A generative AI framework for disease-specific lung microtissue bioengineering

Apr 16, 2026·
Ella Bahry
,
Jeanine C. Pestoni
,
Kai Hirzel
,
Taras Savchyn
,
Diana Porras-Gonzalez
,
Vera Getmanchuk-Zaporoshchenko
,
Martin Gregor
,
Thomas M. Conlon
,
Ali Önder Yildirim
,
Kyle Harrington
,
Deborah Schmidt
,
Gerald Burgstaller
,
Michael Heymann
· 0 min read
GLAM framework overview (Figure 1, Bahry et al., 2026, bioRxiv)
Abstract
Generative Lung Architecture Modeling (GLAM) is an integrated bioengineering framework that couples high-resolution three-dimensional tissue imaging with generative artificial intelligence to de novo design and 3D-bioprint anatomically detailed lung microtissue models.

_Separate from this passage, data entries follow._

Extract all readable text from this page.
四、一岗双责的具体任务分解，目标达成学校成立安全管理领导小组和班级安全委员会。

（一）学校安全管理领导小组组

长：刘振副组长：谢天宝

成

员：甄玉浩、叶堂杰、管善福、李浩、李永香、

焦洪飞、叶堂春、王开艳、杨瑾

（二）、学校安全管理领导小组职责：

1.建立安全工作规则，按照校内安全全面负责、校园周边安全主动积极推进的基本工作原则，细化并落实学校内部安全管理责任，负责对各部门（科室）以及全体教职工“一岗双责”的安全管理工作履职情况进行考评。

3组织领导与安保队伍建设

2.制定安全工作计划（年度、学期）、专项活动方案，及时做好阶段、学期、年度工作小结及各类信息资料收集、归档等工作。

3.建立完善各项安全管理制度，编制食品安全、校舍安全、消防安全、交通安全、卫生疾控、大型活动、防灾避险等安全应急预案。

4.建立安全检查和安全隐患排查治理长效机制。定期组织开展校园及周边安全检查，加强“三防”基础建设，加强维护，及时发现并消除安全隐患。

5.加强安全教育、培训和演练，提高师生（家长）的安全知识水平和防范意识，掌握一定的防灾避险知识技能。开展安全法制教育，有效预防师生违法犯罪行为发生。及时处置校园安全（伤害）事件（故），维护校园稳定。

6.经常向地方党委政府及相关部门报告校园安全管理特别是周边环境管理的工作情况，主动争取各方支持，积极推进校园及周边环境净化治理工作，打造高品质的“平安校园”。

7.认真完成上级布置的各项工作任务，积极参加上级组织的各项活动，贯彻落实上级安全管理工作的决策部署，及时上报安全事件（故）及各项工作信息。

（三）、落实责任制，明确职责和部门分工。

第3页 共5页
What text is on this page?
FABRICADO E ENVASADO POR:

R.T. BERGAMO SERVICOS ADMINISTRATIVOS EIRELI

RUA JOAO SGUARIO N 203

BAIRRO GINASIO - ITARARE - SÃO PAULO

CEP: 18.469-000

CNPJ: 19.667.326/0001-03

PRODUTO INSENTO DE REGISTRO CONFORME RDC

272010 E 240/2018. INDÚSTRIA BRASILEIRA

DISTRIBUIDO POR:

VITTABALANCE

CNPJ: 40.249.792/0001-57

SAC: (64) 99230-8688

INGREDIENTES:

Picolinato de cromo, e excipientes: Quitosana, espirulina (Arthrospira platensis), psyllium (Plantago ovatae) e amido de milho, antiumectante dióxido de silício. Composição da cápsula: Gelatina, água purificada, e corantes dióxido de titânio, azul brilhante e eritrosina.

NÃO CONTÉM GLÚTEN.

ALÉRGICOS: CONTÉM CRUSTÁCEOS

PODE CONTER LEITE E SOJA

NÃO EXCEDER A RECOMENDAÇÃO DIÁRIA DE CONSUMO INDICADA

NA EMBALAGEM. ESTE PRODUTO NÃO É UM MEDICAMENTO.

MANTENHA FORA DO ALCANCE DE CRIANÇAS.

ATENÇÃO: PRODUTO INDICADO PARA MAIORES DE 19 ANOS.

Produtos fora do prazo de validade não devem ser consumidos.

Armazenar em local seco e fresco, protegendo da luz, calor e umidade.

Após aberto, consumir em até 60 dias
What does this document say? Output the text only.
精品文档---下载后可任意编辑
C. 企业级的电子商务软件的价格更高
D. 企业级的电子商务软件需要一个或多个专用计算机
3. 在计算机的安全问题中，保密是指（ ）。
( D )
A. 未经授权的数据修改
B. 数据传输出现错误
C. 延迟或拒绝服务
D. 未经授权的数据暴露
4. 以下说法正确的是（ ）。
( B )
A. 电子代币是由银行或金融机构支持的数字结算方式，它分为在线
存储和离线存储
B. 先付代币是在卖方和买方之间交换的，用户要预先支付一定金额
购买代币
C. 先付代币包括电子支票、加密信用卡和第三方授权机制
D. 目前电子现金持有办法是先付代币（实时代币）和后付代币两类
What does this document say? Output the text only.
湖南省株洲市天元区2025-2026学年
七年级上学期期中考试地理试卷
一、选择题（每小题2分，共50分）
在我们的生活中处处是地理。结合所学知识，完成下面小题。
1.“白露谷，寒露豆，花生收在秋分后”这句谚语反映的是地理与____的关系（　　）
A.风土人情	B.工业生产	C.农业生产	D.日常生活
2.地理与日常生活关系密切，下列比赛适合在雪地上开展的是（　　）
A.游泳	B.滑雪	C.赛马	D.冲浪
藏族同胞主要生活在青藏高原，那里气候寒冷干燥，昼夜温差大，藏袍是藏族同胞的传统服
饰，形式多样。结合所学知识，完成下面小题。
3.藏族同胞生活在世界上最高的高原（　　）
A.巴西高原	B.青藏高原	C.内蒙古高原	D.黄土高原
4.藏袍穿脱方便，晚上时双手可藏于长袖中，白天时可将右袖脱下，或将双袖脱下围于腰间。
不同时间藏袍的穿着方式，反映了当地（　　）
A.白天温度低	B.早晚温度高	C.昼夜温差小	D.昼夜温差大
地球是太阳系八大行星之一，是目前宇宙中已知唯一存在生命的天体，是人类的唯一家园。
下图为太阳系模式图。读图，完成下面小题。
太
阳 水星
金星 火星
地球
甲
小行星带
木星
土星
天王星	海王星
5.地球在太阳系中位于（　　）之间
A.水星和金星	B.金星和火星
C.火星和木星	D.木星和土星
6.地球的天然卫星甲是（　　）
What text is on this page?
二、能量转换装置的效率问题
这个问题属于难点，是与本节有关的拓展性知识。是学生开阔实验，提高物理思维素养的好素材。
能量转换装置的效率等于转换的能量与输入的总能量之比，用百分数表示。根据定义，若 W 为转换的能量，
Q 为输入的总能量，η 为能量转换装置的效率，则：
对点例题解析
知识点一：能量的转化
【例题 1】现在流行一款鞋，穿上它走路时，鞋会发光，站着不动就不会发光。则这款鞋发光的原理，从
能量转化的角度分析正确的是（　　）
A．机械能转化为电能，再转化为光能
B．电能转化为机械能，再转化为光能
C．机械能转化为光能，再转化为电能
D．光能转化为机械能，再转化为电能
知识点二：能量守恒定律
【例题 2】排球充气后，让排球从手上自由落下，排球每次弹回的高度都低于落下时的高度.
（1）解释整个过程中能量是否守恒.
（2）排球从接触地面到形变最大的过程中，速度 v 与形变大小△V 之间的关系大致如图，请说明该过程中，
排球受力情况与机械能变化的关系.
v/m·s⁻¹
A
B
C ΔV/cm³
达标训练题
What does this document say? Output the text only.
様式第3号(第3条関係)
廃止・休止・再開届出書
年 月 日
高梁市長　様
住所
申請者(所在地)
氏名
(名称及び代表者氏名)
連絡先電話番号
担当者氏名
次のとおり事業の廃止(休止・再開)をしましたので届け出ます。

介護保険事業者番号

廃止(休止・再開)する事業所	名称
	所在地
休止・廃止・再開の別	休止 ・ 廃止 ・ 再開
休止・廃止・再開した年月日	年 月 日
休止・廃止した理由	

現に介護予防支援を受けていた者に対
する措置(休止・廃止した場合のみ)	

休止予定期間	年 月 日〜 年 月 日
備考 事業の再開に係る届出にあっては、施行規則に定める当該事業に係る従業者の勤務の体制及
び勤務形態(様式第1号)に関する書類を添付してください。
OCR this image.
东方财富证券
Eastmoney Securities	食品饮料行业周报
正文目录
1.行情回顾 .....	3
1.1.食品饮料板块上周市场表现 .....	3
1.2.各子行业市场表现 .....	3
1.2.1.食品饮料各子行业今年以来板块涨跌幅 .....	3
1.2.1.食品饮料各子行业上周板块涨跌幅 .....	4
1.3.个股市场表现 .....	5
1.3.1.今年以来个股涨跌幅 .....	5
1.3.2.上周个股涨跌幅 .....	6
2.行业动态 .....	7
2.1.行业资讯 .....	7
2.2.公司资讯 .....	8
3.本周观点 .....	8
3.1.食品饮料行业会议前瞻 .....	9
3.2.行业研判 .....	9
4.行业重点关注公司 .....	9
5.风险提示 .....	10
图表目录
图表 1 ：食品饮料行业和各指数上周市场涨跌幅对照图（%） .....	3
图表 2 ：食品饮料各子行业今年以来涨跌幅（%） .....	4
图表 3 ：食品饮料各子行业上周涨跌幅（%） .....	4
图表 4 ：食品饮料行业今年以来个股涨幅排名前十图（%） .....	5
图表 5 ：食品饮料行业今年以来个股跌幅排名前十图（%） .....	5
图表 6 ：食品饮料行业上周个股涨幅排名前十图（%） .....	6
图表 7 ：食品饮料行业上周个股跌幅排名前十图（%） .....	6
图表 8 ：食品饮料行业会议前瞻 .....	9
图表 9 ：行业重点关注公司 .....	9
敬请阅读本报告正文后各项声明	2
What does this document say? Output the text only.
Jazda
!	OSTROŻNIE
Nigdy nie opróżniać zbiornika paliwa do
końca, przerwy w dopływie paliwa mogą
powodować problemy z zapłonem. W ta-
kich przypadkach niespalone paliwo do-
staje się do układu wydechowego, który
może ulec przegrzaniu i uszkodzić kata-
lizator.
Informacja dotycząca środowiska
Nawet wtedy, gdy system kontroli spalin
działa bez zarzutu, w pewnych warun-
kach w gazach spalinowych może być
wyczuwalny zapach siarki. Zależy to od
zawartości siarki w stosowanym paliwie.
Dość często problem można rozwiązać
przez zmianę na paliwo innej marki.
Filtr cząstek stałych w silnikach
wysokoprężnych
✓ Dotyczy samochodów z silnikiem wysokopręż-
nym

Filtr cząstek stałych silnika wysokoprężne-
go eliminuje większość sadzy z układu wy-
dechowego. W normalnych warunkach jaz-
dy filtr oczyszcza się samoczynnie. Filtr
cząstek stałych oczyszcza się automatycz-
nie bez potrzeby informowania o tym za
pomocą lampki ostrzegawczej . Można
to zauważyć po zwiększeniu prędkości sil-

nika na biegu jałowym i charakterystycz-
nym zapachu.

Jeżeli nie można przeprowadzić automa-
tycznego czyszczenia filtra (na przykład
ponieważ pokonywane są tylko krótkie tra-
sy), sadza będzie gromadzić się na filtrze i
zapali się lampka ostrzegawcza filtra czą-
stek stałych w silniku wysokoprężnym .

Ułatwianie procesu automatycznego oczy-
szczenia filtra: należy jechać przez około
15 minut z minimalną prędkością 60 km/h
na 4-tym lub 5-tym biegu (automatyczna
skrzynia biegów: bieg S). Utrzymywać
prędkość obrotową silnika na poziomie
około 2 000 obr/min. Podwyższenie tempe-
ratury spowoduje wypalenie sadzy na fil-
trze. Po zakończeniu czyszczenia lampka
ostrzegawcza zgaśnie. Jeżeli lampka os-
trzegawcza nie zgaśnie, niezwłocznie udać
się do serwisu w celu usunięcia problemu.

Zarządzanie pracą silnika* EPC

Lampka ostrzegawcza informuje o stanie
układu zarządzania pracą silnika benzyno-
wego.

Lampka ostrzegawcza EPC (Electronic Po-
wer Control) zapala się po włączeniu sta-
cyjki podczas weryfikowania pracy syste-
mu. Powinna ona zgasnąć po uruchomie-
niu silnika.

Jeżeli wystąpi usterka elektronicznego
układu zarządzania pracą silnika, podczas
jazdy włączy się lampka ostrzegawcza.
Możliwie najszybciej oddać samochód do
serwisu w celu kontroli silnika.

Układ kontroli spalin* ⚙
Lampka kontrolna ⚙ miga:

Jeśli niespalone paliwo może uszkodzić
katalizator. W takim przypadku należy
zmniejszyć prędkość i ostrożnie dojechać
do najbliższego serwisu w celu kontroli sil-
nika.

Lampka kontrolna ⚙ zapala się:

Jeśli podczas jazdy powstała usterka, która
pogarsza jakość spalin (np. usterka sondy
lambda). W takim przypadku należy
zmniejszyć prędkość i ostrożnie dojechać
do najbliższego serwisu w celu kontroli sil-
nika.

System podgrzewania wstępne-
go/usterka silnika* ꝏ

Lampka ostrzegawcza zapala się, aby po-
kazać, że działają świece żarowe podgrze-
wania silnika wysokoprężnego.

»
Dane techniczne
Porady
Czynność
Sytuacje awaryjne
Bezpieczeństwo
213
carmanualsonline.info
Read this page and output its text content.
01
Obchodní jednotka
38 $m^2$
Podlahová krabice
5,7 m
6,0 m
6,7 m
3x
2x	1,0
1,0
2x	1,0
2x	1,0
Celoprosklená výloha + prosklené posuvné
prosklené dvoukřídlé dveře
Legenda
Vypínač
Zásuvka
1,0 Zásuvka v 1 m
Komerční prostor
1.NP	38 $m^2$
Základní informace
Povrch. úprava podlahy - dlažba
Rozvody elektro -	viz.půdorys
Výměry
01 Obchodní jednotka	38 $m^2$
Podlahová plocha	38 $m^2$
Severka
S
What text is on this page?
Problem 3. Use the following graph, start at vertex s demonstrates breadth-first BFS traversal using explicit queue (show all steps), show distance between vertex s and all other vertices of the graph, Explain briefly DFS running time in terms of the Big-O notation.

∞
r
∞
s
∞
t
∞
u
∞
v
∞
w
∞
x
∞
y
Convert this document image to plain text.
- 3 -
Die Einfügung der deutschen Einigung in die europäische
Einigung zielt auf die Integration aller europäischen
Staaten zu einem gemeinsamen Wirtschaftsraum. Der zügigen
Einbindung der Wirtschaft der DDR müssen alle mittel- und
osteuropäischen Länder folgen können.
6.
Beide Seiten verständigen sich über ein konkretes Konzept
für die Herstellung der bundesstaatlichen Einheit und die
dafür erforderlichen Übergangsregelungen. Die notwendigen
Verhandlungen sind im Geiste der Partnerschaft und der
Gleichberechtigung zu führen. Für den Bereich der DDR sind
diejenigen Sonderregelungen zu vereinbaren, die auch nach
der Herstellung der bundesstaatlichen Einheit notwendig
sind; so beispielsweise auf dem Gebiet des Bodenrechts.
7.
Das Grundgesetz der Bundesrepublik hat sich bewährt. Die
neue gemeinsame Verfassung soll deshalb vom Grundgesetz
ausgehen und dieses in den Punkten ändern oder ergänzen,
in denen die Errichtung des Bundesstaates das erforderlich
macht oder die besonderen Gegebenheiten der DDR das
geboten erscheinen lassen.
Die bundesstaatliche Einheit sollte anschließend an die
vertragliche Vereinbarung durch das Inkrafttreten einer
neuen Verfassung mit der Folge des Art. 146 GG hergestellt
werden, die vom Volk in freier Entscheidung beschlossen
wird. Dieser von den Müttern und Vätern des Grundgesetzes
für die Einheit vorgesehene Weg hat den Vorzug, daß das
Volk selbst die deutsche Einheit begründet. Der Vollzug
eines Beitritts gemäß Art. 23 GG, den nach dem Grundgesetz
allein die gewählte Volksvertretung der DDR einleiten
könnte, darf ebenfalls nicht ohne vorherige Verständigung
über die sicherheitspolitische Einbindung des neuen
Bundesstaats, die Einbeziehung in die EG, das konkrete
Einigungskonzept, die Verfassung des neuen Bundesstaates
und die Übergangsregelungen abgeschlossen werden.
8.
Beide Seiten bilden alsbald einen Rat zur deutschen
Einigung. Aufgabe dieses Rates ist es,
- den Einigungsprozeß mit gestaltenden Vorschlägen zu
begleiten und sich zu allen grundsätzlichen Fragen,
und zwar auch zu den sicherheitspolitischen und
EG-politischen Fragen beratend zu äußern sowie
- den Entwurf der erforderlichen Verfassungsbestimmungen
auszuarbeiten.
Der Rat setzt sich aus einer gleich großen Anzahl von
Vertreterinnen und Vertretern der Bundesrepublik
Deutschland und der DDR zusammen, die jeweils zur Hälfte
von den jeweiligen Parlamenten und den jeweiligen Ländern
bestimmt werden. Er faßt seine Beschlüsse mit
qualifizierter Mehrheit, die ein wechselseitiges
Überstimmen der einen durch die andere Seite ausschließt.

Native extracellular 3D matrix architectures of pulmonary parenchyma were extracted from healthy, fibrotic, and emphysematous in vivo mouse disease models and processed through a computational pipeline containing pre-trained image segmentation and 3D mesh generation. The resulting datasets were used to train a U-Net generative diffusion model with attention layers capable of synthesizing healthy and diseased lung tissue architectures. Microtissue cubes of about 200 - 300 µm edge length of native and synthetic datasets were fabricated through high-resolution two-photon stereolithography with gelatin-methacryloyl biomaterial ink and successfully seeded with cells, demonstrating biological compatibility. In closing the loop between biological imaging, generative modeling, and high-resolution biofabrication, this integrated framework establishes generative AI as a functional design layer for tissue engineering. The resulting lung microtissues retained architectural features of the native and original tissues, making them an application-ready platform for customizable and scalable fabrication of biological tissue surrogates for preclinical modeling, drug testing, and precision regenerative bioengineering.